Privacy verdict to have 'some bearing' in beef ban matters: SCtext_fields
New Delhi: The landmark judgement declaring right to privacy a fundamental right would have "some bearing" in matters relating to slaughter of cows, bulls and bullocks in Maharashtra, the Supreme Court said Friday.
The Bombay High Court had on May 6 last year struck down sections 5(D) and 9(B) of the Maharashtra Animals Preservation (Amendment) Act, 1995.
While section 5(D) criminalises possession of flesh of cows, bulls or bullocks, slaughtered outside Maharashtra, section 9(B) imposed burden on the accused to prove that meat or flesh possessed by him/her does not belong to these animals. The state government had filed an appeal in the top court.
The apex court observed this while hearing a batch of appeals filed against the high court verdict decriminalising the possession of beef in case of animals slaughtered outside the state.
A bench comprising Justices A K Sikri and Ashok Bhushan was told by senior advocate Indira Jaising, representing some of the petitioners, that after yesterday's privacy verdict by a nine-judge constitution bench, the right to eat food of one's choice was now protected under privacy.

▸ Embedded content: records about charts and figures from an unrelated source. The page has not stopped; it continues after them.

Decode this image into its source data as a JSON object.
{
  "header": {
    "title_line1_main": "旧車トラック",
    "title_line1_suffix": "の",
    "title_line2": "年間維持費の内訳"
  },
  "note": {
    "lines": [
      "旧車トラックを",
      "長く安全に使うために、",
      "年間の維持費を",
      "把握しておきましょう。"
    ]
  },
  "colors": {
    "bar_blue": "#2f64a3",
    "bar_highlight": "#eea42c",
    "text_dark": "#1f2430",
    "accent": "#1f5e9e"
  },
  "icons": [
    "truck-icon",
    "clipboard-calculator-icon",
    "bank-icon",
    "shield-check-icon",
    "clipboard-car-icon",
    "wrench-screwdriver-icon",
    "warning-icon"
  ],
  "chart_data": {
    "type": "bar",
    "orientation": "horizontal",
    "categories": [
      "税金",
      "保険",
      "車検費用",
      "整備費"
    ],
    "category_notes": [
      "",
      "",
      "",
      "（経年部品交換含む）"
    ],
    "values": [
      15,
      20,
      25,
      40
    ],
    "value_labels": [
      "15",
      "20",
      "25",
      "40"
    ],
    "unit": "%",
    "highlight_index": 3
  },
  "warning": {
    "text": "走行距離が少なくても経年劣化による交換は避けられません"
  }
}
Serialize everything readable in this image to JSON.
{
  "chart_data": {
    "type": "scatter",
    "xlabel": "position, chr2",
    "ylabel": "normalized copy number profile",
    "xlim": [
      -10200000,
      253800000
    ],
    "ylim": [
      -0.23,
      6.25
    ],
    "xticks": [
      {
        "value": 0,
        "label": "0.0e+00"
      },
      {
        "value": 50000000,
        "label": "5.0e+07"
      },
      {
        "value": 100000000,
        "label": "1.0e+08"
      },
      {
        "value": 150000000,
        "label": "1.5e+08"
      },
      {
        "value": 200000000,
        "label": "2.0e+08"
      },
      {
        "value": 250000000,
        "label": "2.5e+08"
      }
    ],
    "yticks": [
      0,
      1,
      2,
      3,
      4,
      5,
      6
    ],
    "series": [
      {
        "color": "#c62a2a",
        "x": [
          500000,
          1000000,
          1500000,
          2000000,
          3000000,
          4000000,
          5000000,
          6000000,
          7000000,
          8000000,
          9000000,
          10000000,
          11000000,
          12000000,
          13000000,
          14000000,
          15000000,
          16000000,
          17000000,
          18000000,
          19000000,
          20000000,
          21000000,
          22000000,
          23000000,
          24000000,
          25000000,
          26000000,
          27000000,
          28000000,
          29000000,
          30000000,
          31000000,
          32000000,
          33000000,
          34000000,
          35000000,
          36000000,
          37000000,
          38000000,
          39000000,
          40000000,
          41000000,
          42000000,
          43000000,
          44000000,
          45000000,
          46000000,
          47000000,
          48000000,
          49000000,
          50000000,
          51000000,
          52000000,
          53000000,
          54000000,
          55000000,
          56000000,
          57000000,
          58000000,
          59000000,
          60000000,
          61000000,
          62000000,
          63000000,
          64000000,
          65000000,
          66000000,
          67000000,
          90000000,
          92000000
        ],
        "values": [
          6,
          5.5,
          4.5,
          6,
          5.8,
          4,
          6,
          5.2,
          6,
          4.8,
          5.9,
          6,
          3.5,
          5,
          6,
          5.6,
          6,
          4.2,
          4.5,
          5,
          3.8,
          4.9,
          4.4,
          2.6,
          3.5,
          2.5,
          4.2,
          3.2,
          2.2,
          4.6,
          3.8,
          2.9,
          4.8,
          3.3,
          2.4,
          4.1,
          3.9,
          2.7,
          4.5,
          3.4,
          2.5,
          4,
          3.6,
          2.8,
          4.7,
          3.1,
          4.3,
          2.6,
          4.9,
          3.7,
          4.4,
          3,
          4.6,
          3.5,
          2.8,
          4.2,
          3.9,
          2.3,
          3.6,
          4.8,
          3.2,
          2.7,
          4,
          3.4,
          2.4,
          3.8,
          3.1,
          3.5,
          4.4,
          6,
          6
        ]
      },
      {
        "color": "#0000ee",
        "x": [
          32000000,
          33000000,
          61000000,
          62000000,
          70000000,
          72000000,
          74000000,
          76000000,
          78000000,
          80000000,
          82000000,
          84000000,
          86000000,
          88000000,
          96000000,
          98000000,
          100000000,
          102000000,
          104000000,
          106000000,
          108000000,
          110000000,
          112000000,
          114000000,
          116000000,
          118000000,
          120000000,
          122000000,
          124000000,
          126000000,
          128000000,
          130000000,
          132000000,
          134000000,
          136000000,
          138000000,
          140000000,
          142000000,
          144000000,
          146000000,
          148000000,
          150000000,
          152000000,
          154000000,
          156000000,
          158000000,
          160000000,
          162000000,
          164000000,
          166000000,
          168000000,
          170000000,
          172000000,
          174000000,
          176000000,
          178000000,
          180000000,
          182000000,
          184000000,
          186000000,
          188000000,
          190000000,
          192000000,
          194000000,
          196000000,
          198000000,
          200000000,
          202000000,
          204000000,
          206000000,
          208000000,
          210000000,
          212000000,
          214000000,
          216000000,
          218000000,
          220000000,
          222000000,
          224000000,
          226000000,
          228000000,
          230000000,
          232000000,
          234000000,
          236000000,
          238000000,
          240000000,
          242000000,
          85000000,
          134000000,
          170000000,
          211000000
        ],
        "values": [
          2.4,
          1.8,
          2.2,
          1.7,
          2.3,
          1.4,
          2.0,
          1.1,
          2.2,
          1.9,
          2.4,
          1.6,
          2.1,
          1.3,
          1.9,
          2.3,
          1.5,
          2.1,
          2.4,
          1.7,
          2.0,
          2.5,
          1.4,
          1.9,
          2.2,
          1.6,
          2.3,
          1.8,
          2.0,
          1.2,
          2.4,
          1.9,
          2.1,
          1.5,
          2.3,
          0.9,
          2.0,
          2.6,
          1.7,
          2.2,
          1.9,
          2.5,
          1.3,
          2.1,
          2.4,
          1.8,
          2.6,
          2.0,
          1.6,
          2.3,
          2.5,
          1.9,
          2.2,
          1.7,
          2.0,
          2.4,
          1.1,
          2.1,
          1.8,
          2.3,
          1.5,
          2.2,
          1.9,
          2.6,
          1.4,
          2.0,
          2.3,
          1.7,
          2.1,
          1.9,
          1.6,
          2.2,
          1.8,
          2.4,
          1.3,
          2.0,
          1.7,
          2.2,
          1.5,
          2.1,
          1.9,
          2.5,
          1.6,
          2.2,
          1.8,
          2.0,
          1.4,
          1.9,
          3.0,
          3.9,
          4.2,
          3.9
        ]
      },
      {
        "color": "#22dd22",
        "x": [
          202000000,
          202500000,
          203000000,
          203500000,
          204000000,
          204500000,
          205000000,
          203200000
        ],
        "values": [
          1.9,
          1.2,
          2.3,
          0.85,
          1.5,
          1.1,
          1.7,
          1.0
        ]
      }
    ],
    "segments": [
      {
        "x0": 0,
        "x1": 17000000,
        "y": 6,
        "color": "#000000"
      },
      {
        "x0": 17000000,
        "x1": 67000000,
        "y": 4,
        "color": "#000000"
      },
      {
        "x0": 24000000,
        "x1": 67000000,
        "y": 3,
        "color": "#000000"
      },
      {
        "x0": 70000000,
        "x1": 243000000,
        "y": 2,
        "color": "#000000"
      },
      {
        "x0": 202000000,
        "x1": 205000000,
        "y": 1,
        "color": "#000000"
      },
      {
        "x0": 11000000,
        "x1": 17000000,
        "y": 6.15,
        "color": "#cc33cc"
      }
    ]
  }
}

Senior advocate C U Singh also told the apex court that the privacy judgement would have to be looked into while deciding the issue.
"Yes, that judgement will have some bearing in these matters," the bench observed.
The Supreme Court had yesterday said "nobody would like to be told what to eat or how to dress" while ruling that these activities come under the realm of right to privacy.
During the hearing, Jaising referred to a 2005 seven- judge bench judgement of the apex court imposing a complete ban on slaughtering of even unproductive bovine and said that this was also required to be re-looked by a larger bench.
"Right to eat food of your choice is now protected under privacy. Right to eat is now our fundamental right. Apart from this, I have also raised the issue of reconsidering the seven-judge bench judgement in the Mirzapur Moti case by a larger bench," she said.
The bench said it would consider the issue on the next date of hearing and posted the matter after two weeks.
The petitioners have challenged the high court's verdict upholding ban on slaughter imposed by the state government.
Jaising informed the bench that the Maharashtra government has already challenged the high court verdict and the matter was pending before another bench of the apex court.
"Maharashtra government's plea is pending before another bench. Notice was issued on the plea. We are challenging the same judgement of the high court. I am only asking for tagging of all these matters," she said.
The Maharashtra government had approached the apex court challenging the high court's verdict striking down sections 5 (D) and 9(B) of the 1995 Act on the ground that it infringed upon a person's "right to privacy".
The high court had termed as "unconstitutional" the provisions which held that mere possession of beef was a crime, saying only "conscious possession" of the meat of animals slaughtered in the state would be an offence.
It had upheld the ban on slaughter of bulls and bullocks imposed by the Maharashtra government, but had decriminalised the possession of beef in case the animals were slaughtered outside the state.
The state government, in its appeal before the apex court, has assailed the verdict saying the restriction imposed by the 1995 Act on possession of flesh of cow, bull or bullock could not be interpreted and concluded to be an infringement of "right to privacy".
It had said the high court "while coming to the finding that right to privacy forms part of the fundamental right to personal liberty guaranteed under Article 21 of Constitution, ought to have appreciated that right to privacy was not yet designated as a fundamental right".
The plea had said that according to the verdict, obligation upon the state to prove "conscious possession" of beef would "constitute an unsurmountable circumstance readily available to the wrongdoer to escape sentence".
The verdict had come on a batch of petitions filed in the high court challenging the constitutional validity of the Act and, in particular, the possession and consumption of beef of animals slaughtered outside Maharashtra.